One summer Saturday in the Bay Area city of Richmond, nitric acid leaked from a tank at a metal plating company, forming a toxic cloud that floated over a neighborhood of small houses and stucco apartments.
"People were coughing. They were gasping for air," recalled Denny Larson, a community organizer who rushed to the scene. More than 125 people were taken to hospitals.
The year was 1992.
Four years later, state regulators decided a study was needed to assess the extent of contamination from that and other releases of hazardous materials at Electro-Forming Co. Seven more years passed before the Department of Toxic Substances Control began the assessment.
All the while, the company continued operating, even as signs of danger accumulated. A former employee told authorities toxic waste had been poured into a laundry sink. This year, state inspectors found cyanide stored near containers of acid; if the two were mixed accidentally, the resulting gas could kill workers and neighborhood residents.
The state obtained a court order forcing Electro-Forming to dispose of the cyanide safely. But the wider study of contamination at the site still has not been completed—more than 20 years after the nitric acid spill panicked the neighborhood.
The Department of Toxic Substances Control is supposed to use regulations, fines and the threat of legal action to protect Californians and the environment. But its oversight of hazardous waste operations — and its response to urgent problems — are often ineffectual and glacially slow.
This conclusion emerges from a Los Angeles Times review of departmental inspection reports, internal memos, court records and local fire and health department documents, as well as from interviews with residents, business owners and regulators.
The review found that:
•A quarter of California's 118 major hazardous waste facilities are operating on expired permits that may not meet current standards. In a conspicuous case, a battery recycler in Vernon whose lead and arsenic emissions have endangered the health of residents in southeast Los Angeles County has been smelting batteries for decades with only a temporary permit.
•Hundreds of companies have walked away from contaminated sites, sticking taxpayers with cleanup costs. The department acknowledges that it did not even try to collect $140 million in such costs from 1987 through last year.
In cases where the department did make some effort to recover cleanup costs, it folded when polluters simply failed to pay bills totaling about $45 million.
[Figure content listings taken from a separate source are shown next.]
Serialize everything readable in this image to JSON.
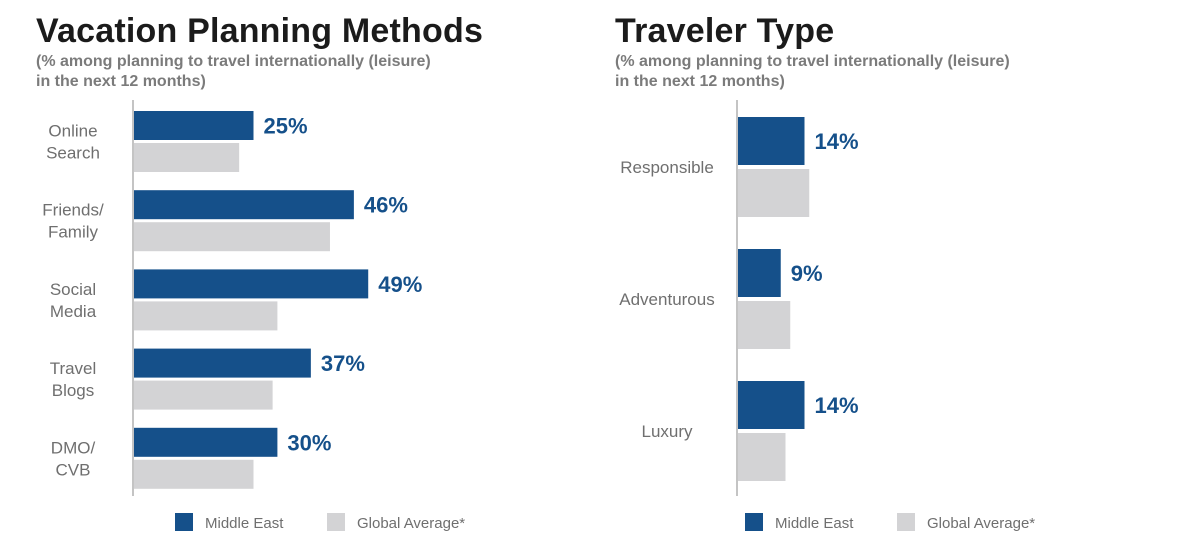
{
  "colors": {
    "primary": "#15508a",
    "secondary": "#d3d3d5",
    "axis": "#8a8a8a"
  },
  "chart_data": [
    {
      "type": "bar",
      "orientation": "horizontal",
      "title": "Vacation Planning Methods",
      "subtitle": "(% among planning to travel internationally (leisure) in the next 12 months)",
      "subtitle_lines": [
        "(% among planning to travel internationally (leisure)",
        "in the next 12 months)"
      ],
      "categories": [
        [
          "Online",
          "Search"
        ],
        [
          "Friends/",
          "Family"
        ],
        [
          "Social",
          "Media"
        ],
        [
          "Travel",
          "Blogs"
        ],
        [
          "DMO/",
          "CVB"
        ]
      ],
      "series": [
        {
          "name": "Middle East",
          "values": [
            25,
            46,
            49,
            37,
            30
          ],
          "labels": [
            "25%",
            "46%",
            "49%",
            "37%",
            "30%"
          ]
        },
        {
          "name": "Global Average*",
          "values": [
            22,
            41,
            30,
            29,
            25
          ]
        }
      ],
      "xlim": [
        0,
        80
      ],
      "grid": false,
      "legend": [
        "Middle East",
        "Global Average*"
      ],
      "legend_placement": "bottom"
    },
    {
      "type": "bar",
      "orientation": "horizontal",
      "title": "Traveler Type",
      "subtitle": "(% among planning to travel internationally (leisure) in the next 12 months)",
      "subtitle_lines": [
        "(% among planning to travel internationally (leisure)",
        "in the next 12 months)"
      ],
      "categories": [
        [
          "Responsible"
        ],
        [
          "Adventurous"
        ],
        [
          "Luxury"
        ]
      ],
      "series": [
        {
          "name": "Middle East",
          "values": [
            14,
            9,
            14
          ],
          "labels": [
            "14%",
            "9%",
            "14%"
          ]
        },
        {
          "name": "Global Average*",
          "values": [
            15,
            11,
            10
          ]
        }
      ],
      "xlim": [
        0,
        80
      ],
      "grid": false,
      "legend": [
        "Middle East",
        "Global Average*"
      ],
      "legend_placement": "bottom"
    }
  ]
}
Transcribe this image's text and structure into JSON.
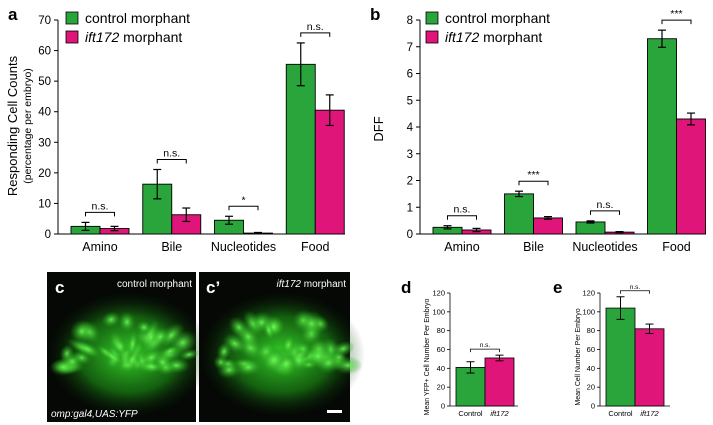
{
  "colors": {
    "control": "#2aa53c",
    "ift172": "#e0157a",
    "microscopy_glow": "#22c81a"
  },
  "chart_data": [
    {
      "panel": "a",
      "type": "bar",
      "ylabel": "Responding Cell Counts",
      "ylabel_sub": "(percentage per embryo)",
      "ylim": [
        0,
        70
      ],
      "yticks": [
        "0",
        "10",
        "20",
        "30",
        "40",
        "50",
        "60",
        "70"
      ],
      "categories": [
        "Amino",
        "Bile",
        "Nucleotides",
        "Food"
      ],
      "series": [
        {
          "name": "control morphant",
          "values": [
            2.5,
            16.3,
            4.5,
            55.5
          ],
          "errors": [
            1.3,
            4.8,
            1.3,
            7.0
          ]
        },
        {
          "name": "morphant",
          "name_italic": "ift172",
          "values": [
            1.8,
            6.3,
            0.3,
            40.5
          ],
          "errors": [
            0.7,
            2.2,
            0.2,
            5.0
          ]
        }
      ],
      "significance": [
        "n.s.",
        "n.s.",
        "*",
        "n.s."
      ],
      "legend": "top-left"
    },
    {
      "panel": "b",
      "type": "bar",
      "ylabel": "DFF",
      "ylim": [
        0,
        8
      ],
      "yticks": [
        "0",
        "1",
        "2",
        "3",
        "4",
        "5",
        "6",
        "7",
        "8"
      ],
      "categories": [
        "Amino",
        "Bile",
        "Nucleotides",
        "Food"
      ],
      "series": [
        {
          "name": "control morphant",
          "values": [
            0.25,
            1.5,
            0.45,
            7.3
          ],
          "errors": [
            0.06,
            0.1,
            0.04,
            0.32
          ]
        },
        {
          "name": "morphant",
          "name_italic": "ift172",
          "values": [
            0.15,
            0.6,
            0.07,
            4.3
          ],
          "errors": [
            0.06,
            0.05,
            0.02,
            0.22
          ]
        }
      ],
      "significance": [
        "n.s.",
        "***",
        "n.s.",
        "***"
      ],
      "legend": "top-left"
    },
    {
      "panel": "d",
      "type": "bar",
      "ylabel": "Mean YFP+ Cell Number Per Embryo",
      "ylim": [
        0,
        120
      ],
      "yticks": [
        "0",
        "20",
        "40",
        "60",
        "80",
        "100",
        "120"
      ],
      "categories": [
        "Control",
        "ift172"
      ],
      "values": [
        41,
        51
      ],
      "errors": [
        6,
        3
      ],
      "significance": [
        "n.s."
      ]
    },
    {
      "panel": "e",
      "type": "bar",
      "ylabel": "Mean Cell Number Per Embryo",
      "ylim": [
        0,
        120
      ],
      "yticks": [
        "0",
        "20",
        "40",
        "60",
        "80",
        "100",
        "120"
      ],
      "categories": [
        "Control",
        "ift172"
      ],
      "values": [
        104,
        82
      ],
      "errors": [
        12,
        5
      ],
      "significance": [
        "n.s."
      ]
    }
  ],
  "images": {
    "c": {
      "letter": "c",
      "label": "control morphant",
      "caption": "omp:gal4,UAS:YFP"
    },
    "c_prime": {
      "letter": "c’",
      "label": "morphant",
      "label_italic": "ift172"
    }
  }
}
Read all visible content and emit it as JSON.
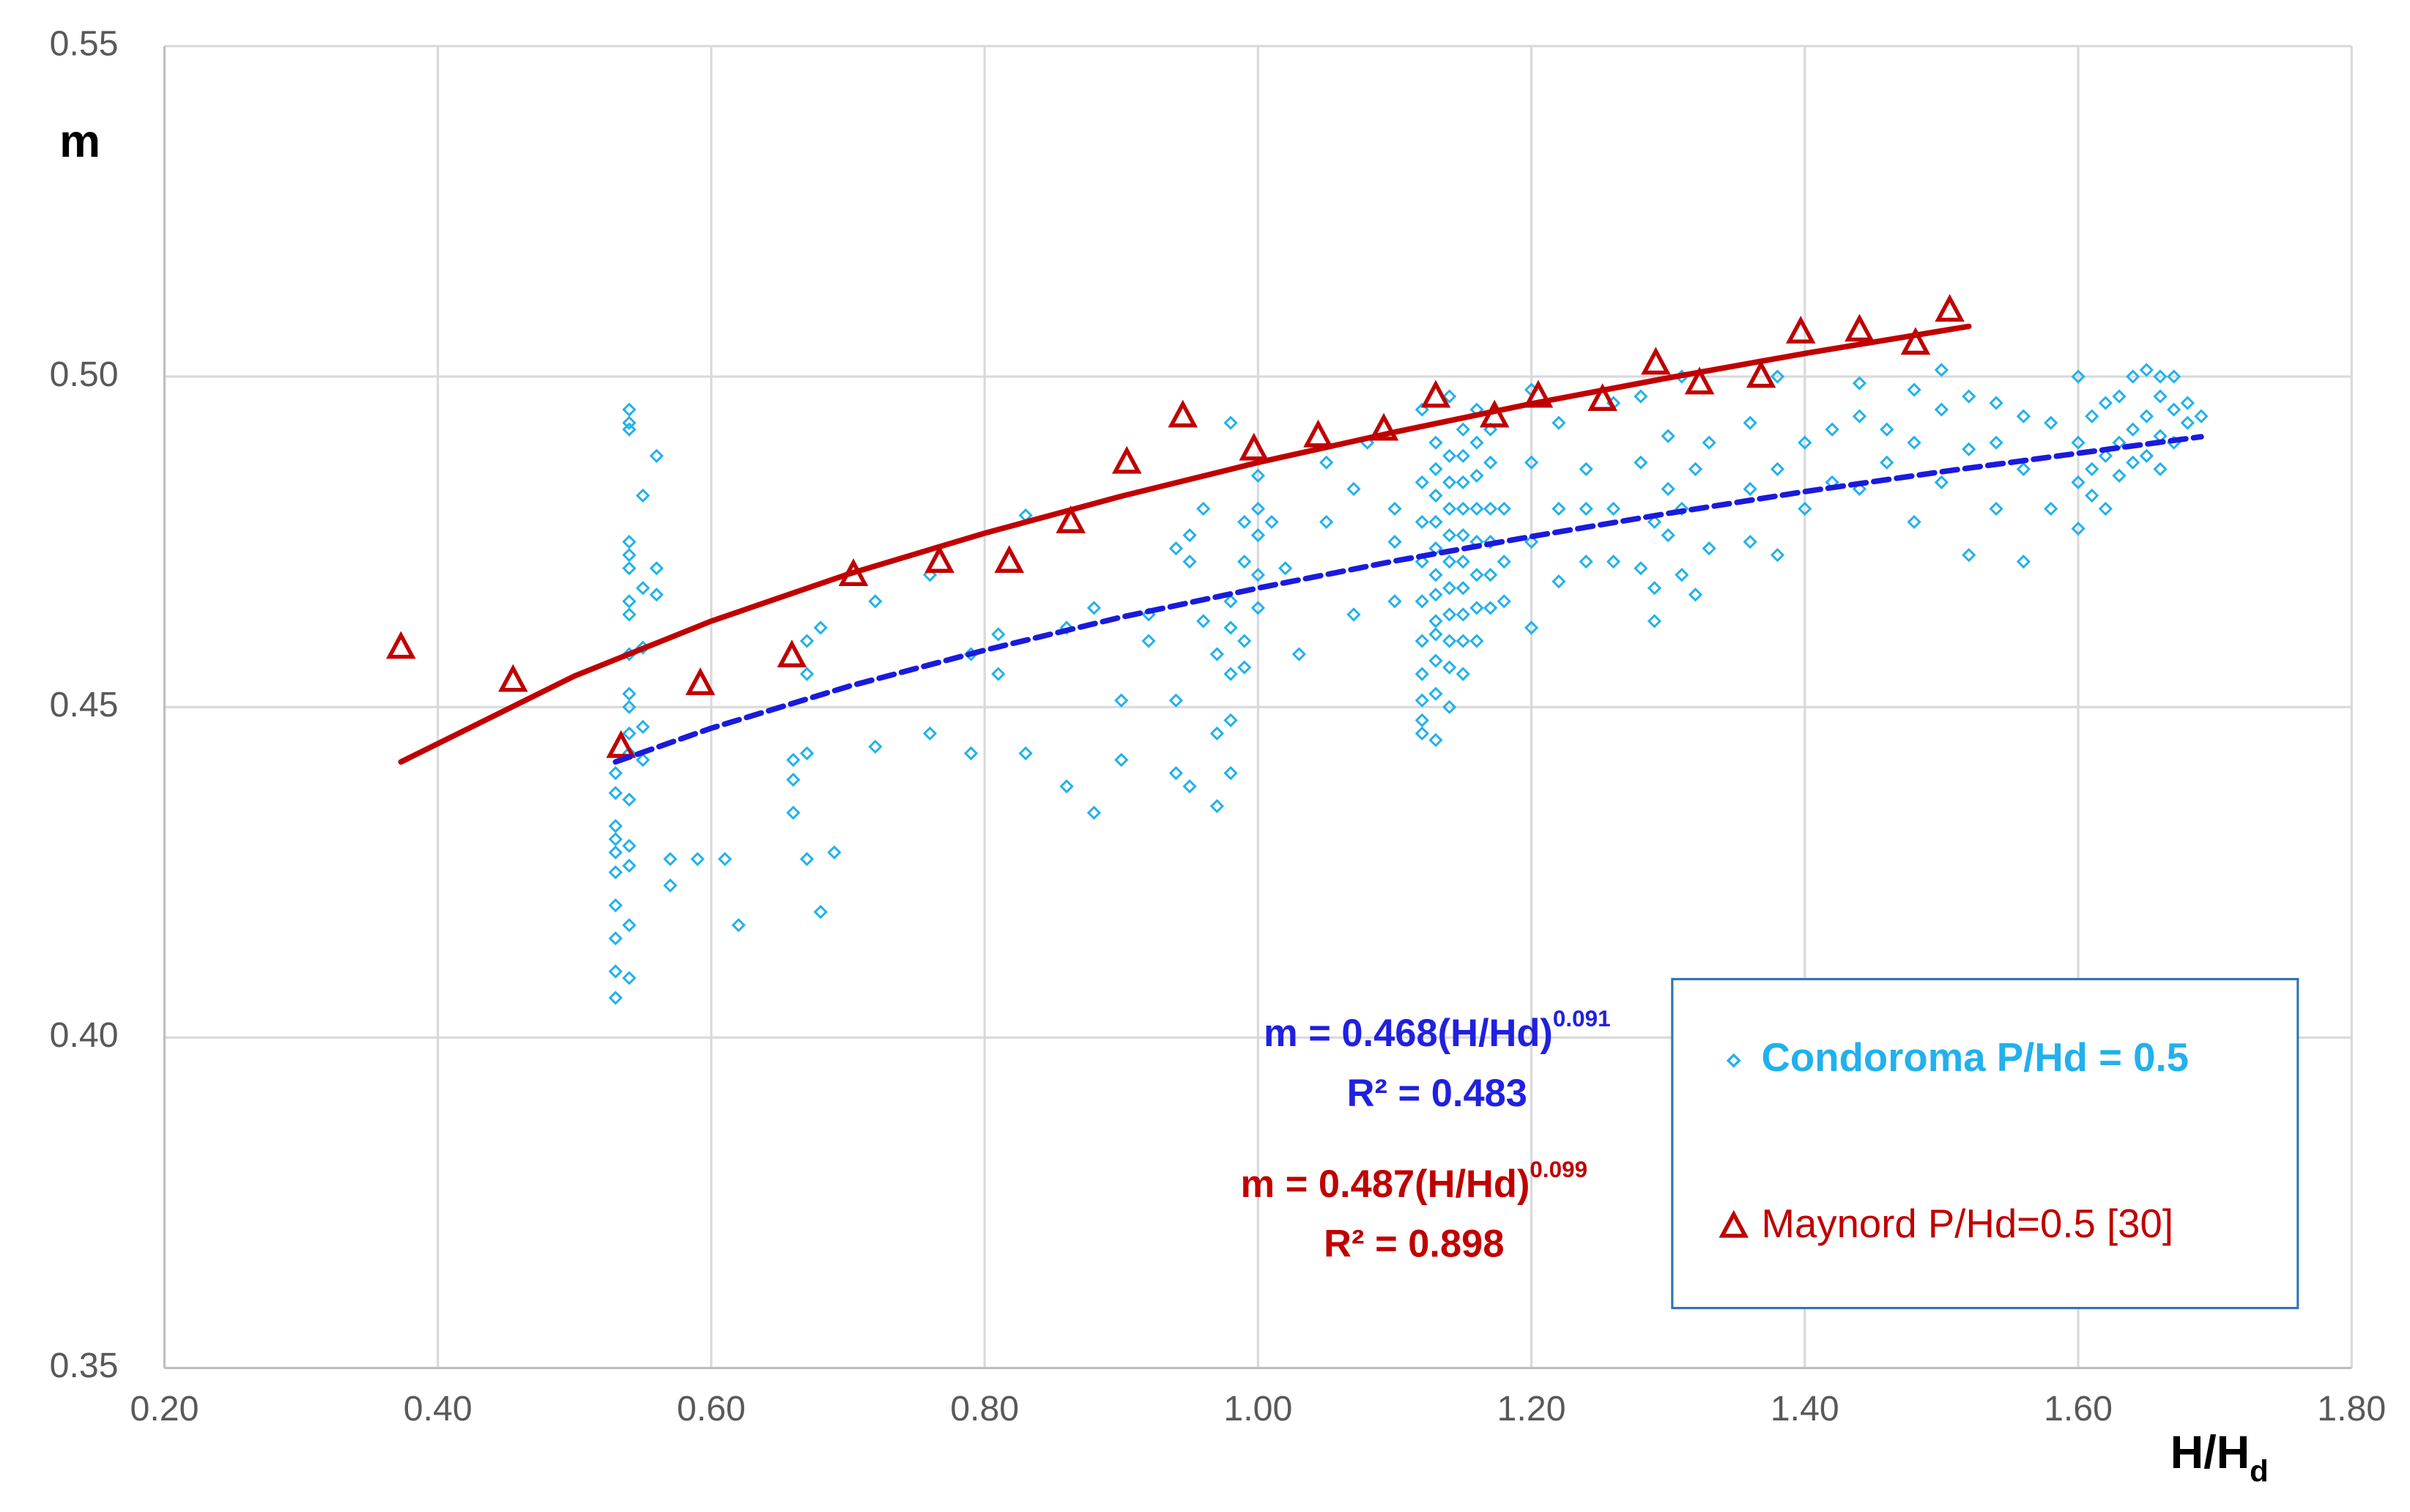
{
  "chart_data": {
    "type": "scatter",
    "x_label": {
      "text": "H/H",
      "sub": "d"
    },
    "y_label": "m",
    "xlim": [
      0.2,
      1.8
    ],
    "ylim": [
      0.35,
      0.55
    ],
    "xticks": [
      {
        "value": 0.2,
        "label": "0.20"
      },
      {
        "value": 0.4,
        "label": "0.40"
      },
      {
        "value": 0.6,
        "label": "0.60"
      },
      {
        "value": 0.8,
        "label": "0.80"
      },
      {
        "value": 1.0,
        "label": "1.00"
      },
      {
        "value": 1.2,
        "label": "1.20"
      },
      {
        "value": 1.4,
        "label": "1.40"
      },
      {
        "value": 1.6,
        "label": "1.60"
      },
      {
        "value": 1.8,
        "label": "1.80"
      }
    ],
    "yticks": [
      0.35,
      {
        "value": 0.4,
        "label": "0.40"
      },
      0.45,
      {
        "value": 0.5,
        "label": "0.50"
      },
      0.55
    ],
    "grid": true,
    "series": [
      {
        "name": "Condoroma P/Hd = 0.5",
        "color": "#21b1ec",
        "marker": "diamond",
        "x": [
          0.53,
          0.53,
          0.53,
          0.53,
          0.53,
          0.53,
          0.53,
          0.53,
          0.53,
          0.53,
          0.54,
          0.54,
          0.54,
          0.54,
          0.54,
          0.54,
          0.54,
          0.54,
          0.54,
          0.54,
          0.54,
          0.54,
          0.54,
          0.54,
          0.54,
          0.54,
          0.54,
          0.54,
          0.55,
          0.55,
          0.55,
          0.55,
          0.55,
          0.56,
          0.56,
          0.56,
          0.57,
          0.57,
          0.59,
          0.61,
          0.62,
          0.66,
          0.66,
          0.66,
          0.67,
          0.67,
          0.67,
          0.67,
          0.68,
          0.68,
          0.69,
          0.72,
          0.72,
          0.76,
          0.76,
          0.79,
          0.79,
          0.81,
          0.81,
          0.83,
          0.83,
          0.86,
          0.86,
          0.88,
          0.88,
          0.9,
          0.9,
          0.92,
          0.92,
          0.94,
          0.94,
          0.94,
          0.95,
          0.95,
          0.95,
          0.96,
          0.96,
          0.97,
          0.97,
          0.97,
          0.98,
          0.98,
          0.98,
          0.98,
          0.98,
          0.98,
          0.99,
          0.99,
          0.99,
          0.99,
          1.0,
          1.0,
          1.0,
          1.0,
          1.0,
          1.01,
          1.02,
          1.03,
          1.05,
          1.05,
          1.07,
          1.07,
          1.08,
          1.1,
          1.1,
          1.1,
          1.12,
          1.12,
          1.12,
          1.12,
          1.12,
          1.12,
          1.12,
          1.12,
          1.12,
          1.12,
          1.13,
          1.13,
          1.13,
          1.13,
          1.13,
          1.13,
          1.13,
          1.13,
          1.13,
          1.13,
          1.13,
          1.13,
          1.14,
          1.14,
          1.14,
          1.14,
          1.14,
          1.14,
          1.14,
          1.14,
          1.14,
          1.14,
          1.14,
          1.15,
          1.15,
          1.15,
          1.15,
          1.15,
          1.15,
          1.15,
          1.15,
          1.15,
          1.15,
          1.16,
          1.16,
          1.16,
          1.16,
          1.16,
          1.16,
          1.16,
          1.16,
          1.17,
          1.17,
          1.17,
          1.17,
          1.17,
          1.17,
          1.18,
          1.18,
          1.18,
          1.2,
          1.2,
          1.2,
          1.2,
          1.22,
          1.22,
          1.22,
          1.24,
          1.24,
          1.24,
          1.26,
          1.26,
          1.26,
          1.28,
          1.28,
          1.28,
          1.29,
          1.29,
          1.29,
          1.3,
          1.3,
          1.3,
          1.31,
          1.31,
          1.31,
          1.32,
          1.32,
          1.33,
          1.33,
          1.36,
          1.36,
          1.36,
          1.38,
          1.38,
          1.38,
          1.4,
          1.4,
          1.42,
          1.42,
          1.44,
          1.44,
          1.44,
          1.46,
          1.46,
          1.48,
          1.48,
          1.48,
          1.5,
          1.5,
          1.5,
          1.52,
          1.52,
          1.52,
          1.54,
          1.54,
          1.54,
          1.56,
          1.56,
          1.56,
          1.58,
          1.58,
          1.6,
          1.6,
          1.6,
          1.6,
          1.61,
          1.61,
          1.61,
          1.62,
          1.62,
          1.62,
          1.63,
          1.63,
          1.63,
          1.64,
          1.64,
          1.64,
          1.65,
          1.65,
          1.65,
          1.66,
          1.66,
          1.66,
          1.66,
          1.67,
          1.67,
          1.67,
          1.68,
          1.68,
          1.69
        ],
        "values": [
          0.406,
          0.41,
          0.415,
          0.42,
          0.425,
          0.428,
          0.43,
          0.432,
          0.437,
          0.44,
          0.409,
          0.417,
          0.426,
          0.429,
          0.436,
          0.443,
          0.446,
          0.45,
          0.452,
          0.458,
          0.464,
          0.466,
          0.471,
          0.473,
          0.475,
          0.492,
          0.493,
          0.495,
          0.442,
          0.447,
          0.459,
          0.468,
          0.482,
          0.471,
          0.467,
          0.488,
          0.427,
          0.423,
          0.427,
          0.427,
          0.417,
          0.434,
          0.439,
          0.442,
          0.443,
          0.427,
          0.455,
          0.46,
          0.419,
          0.462,
          0.428,
          0.444,
          0.466,
          0.446,
          0.47,
          0.443,
          0.458,
          0.455,
          0.461,
          0.443,
          0.479,
          0.438,
          0.462,
          0.434,
          0.465,
          0.451,
          0.442,
          0.46,
          0.464,
          0.474,
          0.451,
          0.44,
          0.476,
          0.472,
          0.438,
          0.48,
          0.463,
          0.435,
          0.446,
          0.458,
          0.44,
          0.448,
          0.455,
          0.462,
          0.466,
          0.493,
          0.456,
          0.46,
          0.478,
          0.472,
          0.47,
          0.476,
          0.48,
          0.465,
          0.485,
          0.478,
          0.471,
          0.458,
          0.478,
          0.487,
          0.464,
          0.483,
          0.49,
          0.466,
          0.475,
          0.48,
          0.446,
          0.448,
          0.451,
          0.455,
          0.46,
          0.466,
          0.472,
          0.478,
          0.484,
          0.495,
          0.445,
          0.452,
          0.457,
          0.461,
          0.463,
          0.467,
          0.47,
          0.474,
          0.478,
          0.482,
          0.486,
          0.49,
          0.45,
          0.456,
          0.46,
          0.464,
          0.468,
          0.472,
          0.476,
          0.48,
          0.484,
          0.488,
          0.497,
          0.455,
          0.46,
          0.464,
          0.468,
          0.472,
          0.476,
          0.48,
          0.484,
          0.488,
          0.492,
          0.46,
          0.465,
          0.47,
          0.475,
          0.48,
          0.485,
          0.49,
          0.495,
          0.465,
          0.47,
          0.475,
          0.48,
          0.487,
          0.492,
          0.466,
          0.472,
          0.48,
          0.462,
          0.475,
          0.487,
          0.498,
          0.469,
          0.48,
          0.493,
          0.472,
          0.48,
          0.486,
          0.472,
          0.48,
          0.496,
          0.471,
          0.487,
          0.497,
          0.463,
          0.468,
          0.478,
          0.476,
          0.483,
          0.491,
          0.47,
          0.48,
          0.5,
          0.467,
          0.486,
          0.474,
          0.49,
          0.475,
          0.483,
          0.493,
          0.473,
          0.486,
          0.5,
          0.48,
          0.49,
          0.484,
          0.492,
          0.494,
          0.499,
          0.483,
          0.487,
          0.492,
          0.478,
          0.49,
          0.498,
          0.484,
          0.495,
          0.501,
          0.473,
          0.489,
          0.497,
          0.48,
          0.49,
          0.496,
          0.472,
          0.486,
          0.494,
          0.48,
          0.493,
          0.477,
          0.484,
          0.49,
          0.5,
          0.482,
          0.486,
          0.494,
          0.48,
          0.488,
          0.496,
          0.485,
          0.49,
          0.497,
          0.487,
          0.492,
          0.5,
          0.488,
          0.494,
          0.501,
          0.486,
          0.491,
          0.497,
          0.5,
          0.49,
          0.495,
          0.5,
          0.493,
          0.496,
          0.494
        ]
      },
      {
        "name": "Maynord P/Hd=0.5 [30]",
        "color": "#c00000",
        "marker": "triangle",
        "x": [
          0.373,
          0.455,
          0.534,
          0.592,
          0.659,
          0.704,
          0.767,
          0.818,
          0.863,
          0.904,
          0.945,
          0.997,
          1.044,
          1.092,
          1.13,
          1.173,
          1.205,
          1.252,
          1.291,
          1.323,
          1.368,
          1.397,
          1.44,
          1.481,
          1.506
        ],
        "values": [
          0.459,
          0.454,
          0.444,
          0.4535,
          0.4577,
          0.47,
          0.472,
          0.472,
          0.478,
          0.487,
          0.494,
          0.489,
          0.491,
          0.492,
          0.497,
          0.494,
          0.497,
          0.4965,
          0.502,
          0.499,
          0.5,
          0.5067,
          0.507,
          0.505,
          0.51
        ]
      }
    ],
    "trendlines": [
      {
        "color": "#1a1adc",
        "style": "dashed",
        "x": [
          0.53,
          0.6,
          0.7,
          0.8,
          0.9,
          1.0,
          1.1,
          1.2,
          1.3,
          1.4,
          1.5,
          1.6,
          1.69
        ],
        "values": [
          0.4417,
          0.4468,
          0.4531,
          0.4586,
          0.4636,
          0.468,
          0.4721,
          0.4758,
          0.4793,
          0.4826,
          0.4856,
          0.4884,
          0.4909
        ]
      },
      {
        "color": "#c00000",
        "style": "solid",
        "x": [
          0.373,
          0.5,
          0.6,
          0.7,
          0.8,
          0.9,
          1.0,
          1.1,
          1.2,
          1.3,
          1.4,
          1.52
        ],
        "values": [
          0.4417,
          0.4547,
          0.463,
          0.4701,
          0.4763,
          0.4819,
          0.487,
          0.4916,
          0.4959,
          0.4998,
          0.5035,
          0.5076
        ]
      }
    ],
    "annotations": [
      {
        "text": "m = 0.468(H/Hd)",
        "sup": "0.091",
        "color": "#2020e0"
      },
      {
        "text": "R² = 0.483",
        "color": "#2020e0"
      },
      {
        "text": "m = 0.487(H/Hd)",
        "sup": "0.099",
        "color": "#c00000"
      },
      {
        "text": "R² = 0.898",
        "color": "#c00000"
      }
    ],
    "legend": "inside-lower-right"
  }
}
•Increasingly, regulators have not used their strongest legal weapons to bring polluters to heel. In a state where more than 100,000 businesses generate hazardous waste, the department has referred an average of four cases per year to prosecutors over the last five years – compared with more than 40 a year in the previous five-year period.
•The agency's use of financial penalties has also declined. From 2008 through 2012, companies agreed to pay fines totaling $2.45 million a year on average. That's half the average of the previous five years.
"There is a systemic problem with enforcement of regulations to protect the public," said state Sen. Kevin de Leon (D-Los Angeles), whose district includes Vernon, parts of the Alameda Corridor and other communities affected by hazardous waste operations. "It's the agency's main responsibility to ensure that these facilities pose no harm, and the reality is, that is not happening."
Agency in turmoil
The causes of the breakdown include inconsistent standards for regulation, haphazard enforcement, years of staff cuts and turnover at the top. The agency has had seven directors in the last 10 years.
"When I came on board, I found a department that was [in] what I would call structural disarray," current director Debbie Raphael said at a recent public meeting. "We had all sorts of problems with our budget... with our staffing. … There was a lot of turmoil."
Raphael, who took over in 2011, declined to be interviewed for this article. Previously, she has said she's working hard to correct a long list of inherited problems.
"We are committed to owning up to the problems and taking the steps necessary to ensuring they are fixed once and for all," she said in a statement posted on the agency's website.